Oude Testament

Nieuwe Testament

Jesaja 37:16-32 Het Boek (HTB)

16. ‘Och Here van de hemelse legers, God van Israël, die troont boven de cherubs, U alleen bent de God van alle koninkrijken op aarde. U alleen maakte de hemel en de aarde.

17. Luister als ik smeek, kijk naar mij als ik bid. Kijk naar deze brief van koning Sanherib, want hij heeft de levende God bespot.

18. Het is waar, Here, dat de koningen van Assur al deze volken hebben vernietigd, zoals in deze brief staat.

19. Zij wierpen hun goden in het vuur, want het waren geen goden, maar slechts beelden die mensen hadden gemaakt van hout en steen. Natuurlijk konden de Assyriërs dergelijke goden vernietigen.

20. Maar Here, onze God, red ons toch van zijn macht. Dan zullen alle koninkrijken op aarde weten dat U God bent, U alleen.’

21. Toen stuurde Jesaja deze boodschap naar koning Hizkia: ‘De Here, de God van Israël zegt: “Dit is mijn antwoord op uw gebed tegen koning Sanherib van Assur.”

22. De Here zegt tegen hem: “Mijn volk, Vrouwe Sion, lacht u uit en bespot u. Achter uw rug schudt zij haar hoofd.

23. Weet u wel wie u beledigd en bespot hebt? Tegen wie u uw stem hebt verheven? Tegen wie u uw geweld en uw trots hebt gericht? Tegen de Heilige van Israël!

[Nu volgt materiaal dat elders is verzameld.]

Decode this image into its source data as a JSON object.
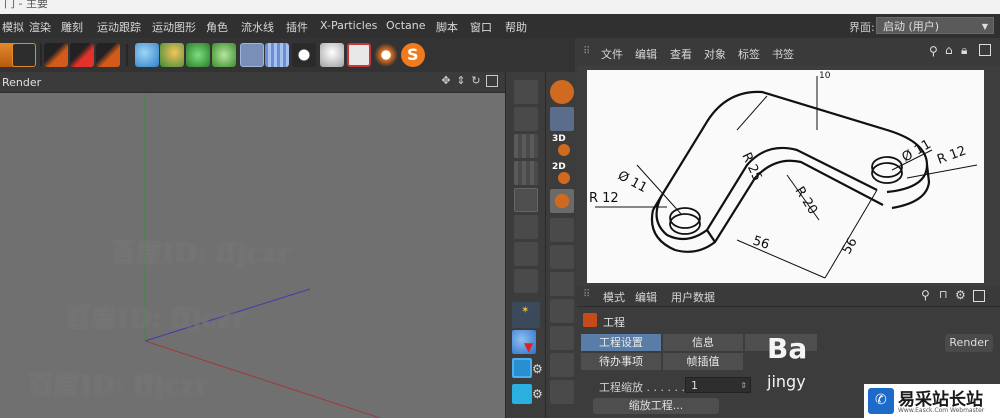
{
  "window": {
    "title": "门 - 主要"
  },
  "menubar": {
    "items": [
      "模拟",
      "渲染",
      "雕刻",
      "运动跟踪",
      "运动图形",
      "角色",
      "流水线",
      "插件",
      "X-Particles",
      "Octane",
      "脚本",
      "窗口",
      "帮助"
    ],
    "layout_label": "界面:",
    "layout_value": "启动 (用户)"
  },
  "toolbar": {
    "buttons": [
      "undo-icon",
      "make-editable-icon",
      "render-view-icon",
      "render-picture-viewer-icon",
      "render-settings-icon",
      "cube-icon",
      "pen-icon",
      "subdivision-icon",
      "array-icon",
      "deformer-icon",
      "floor-icon",
      "camera-icon",
      "light-icon",
      "tag-icon",
      "effector-icon",
      "sketch-icon"
    ]
  },
  "viewport": {
    "title": "Render",
    "controls": [
      "move-view-icon",
      "zoom-view-icon",
      "rotate-view-icon",
      "maximize-view-icon"
    ],
    "watermarks": [
      "百度ID: ffjczr",
      "百度ID: ffjczr",
      "百度ID: ffjczr"
    ]
  },
  "mode_palette": {
    "texts": [
      "3D",
      "2D"
    ]
  },
  "object_manager": {
    "menu": [
      "文件",
      "编辑",
      "查看",
      "对象",
      "标签",
      "书签"
    ]
  },
  "drawing": {
    "labels": [
      "10",
      "R 25",
      "Ø 11",
      "R 12",
      "R 20",
      "56",
      "Ø 11",
      "R 12",
      "56"
    ]
  },
  "attributes": {
    "menu": [
      "模式",
      "编辑",
      "用户数据"
    ],
    "section_title": "工程",
    "tabs": [
      "工程设置",
      "信息",
      "待办事项",
      "帧插值"
    ],
    "scale_label": "工程缩放",
    "scale_value": "1",
    "scale_button": "缩放工程...",
    "render_button": "Render",
    "baidu_logo": "Ba",
    "jingyan": "jingy"
  },
  "corner_logo": {
    "title": "易采站长站",
    "subtitle": "Www.Easck.Com Webmaster"
  },
  "colors": {
    "accent_orange": "#f07a1c",
    "tab_active": "#5a7da8",
    "viewport_bg": "#707070"
  }
}
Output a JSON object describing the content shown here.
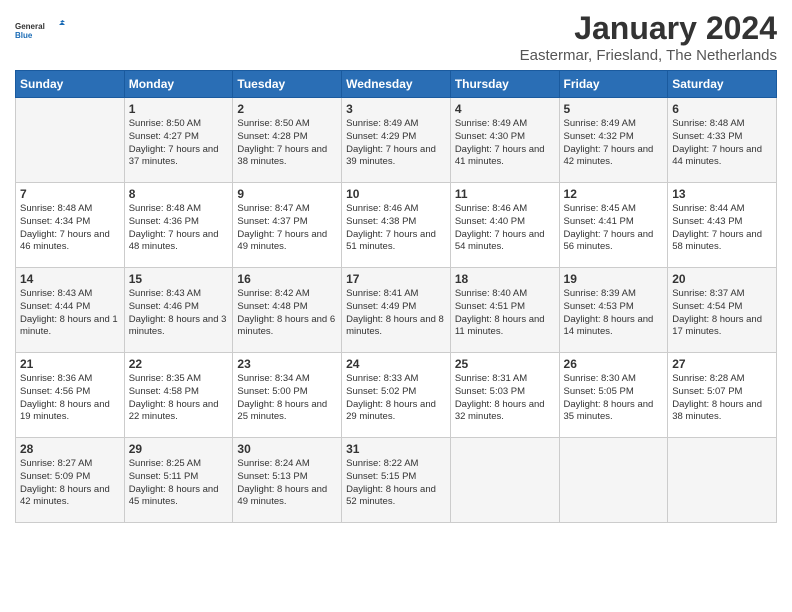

24. U stuurde uw boodschappers om de Here te bespotten. U zei: ‘Ik trok met mijn machtige legers op tegen de volken in het westen. Ik hakte de grootste ceders en mooiste cipressen om. Ik veroverde hun hoogste bergen en vernietigde hun dichtste wouden.’

25. U schept op over de waterputten die u in menig veroverd land liet graven en zelfs Egypte met zijn vele legers is geen obstakel voor u!

26. Maar beseft u nu nog niet dat Ik het was die dit lang geleden heb beslist? Dat Ik het was die in vroegere tijden de basis legde voor uw huidige macht? Ik heb dit alles volgens mijn plan laten gebeuren en daarbij hoorde dat u ommuurde steden in puinhopen zou veranderen.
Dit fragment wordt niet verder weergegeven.